O caso envolveu um taxista que adquiriu automóvel novo em dezembro de 2023 e ajuizou ação contra a concessionária e a fabricante de pneus, apontando defeitos no porta-luvas e desgaste precoce dos pneus, que comprometeu a durabilidade do veículo. Em primeiro grau, a sentença condenou apenas a concessionária à substituição do porta-luvas, afastando os demais pedidos.

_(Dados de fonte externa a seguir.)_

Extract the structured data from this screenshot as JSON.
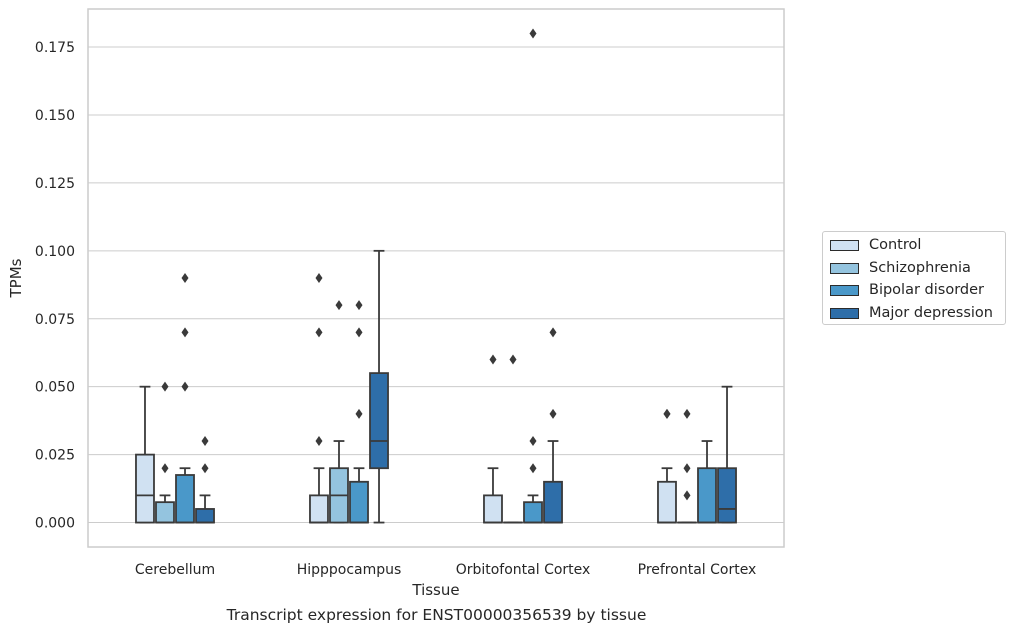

Ao reexaminar a controvérsia, a 6ª Turma Cível concluiu que o desgaste dos pneus não decorreu de vício de fabricação, mas de falha na prestação do serviço de revisão, uma vez que a concessionária deixou de realizar ou recomendar procedimentos essenciais — como rodízio, alinhamento e balanceamento — e não afastou a possibilidade de problema na suspensão do veículo. Para o colegiado, a conduta caracteriza falha nos termos do artigo 14 do Código de Defesa do Consumidor.
Diante da impossibilidade de substituição dos pneus, o Tribunal fixou indenização por danos materiais no valor correspondente aos quatro pneus, com base em orçamento apresentado pela própria concessionária. O pedido de danos morais, contudo, foi rejeitado, sob o fundamento de que a situação configura mero inadimplemento contratual, sem violação relevante à esfera íntima do consumidor ou privação significativa do uso do veículo.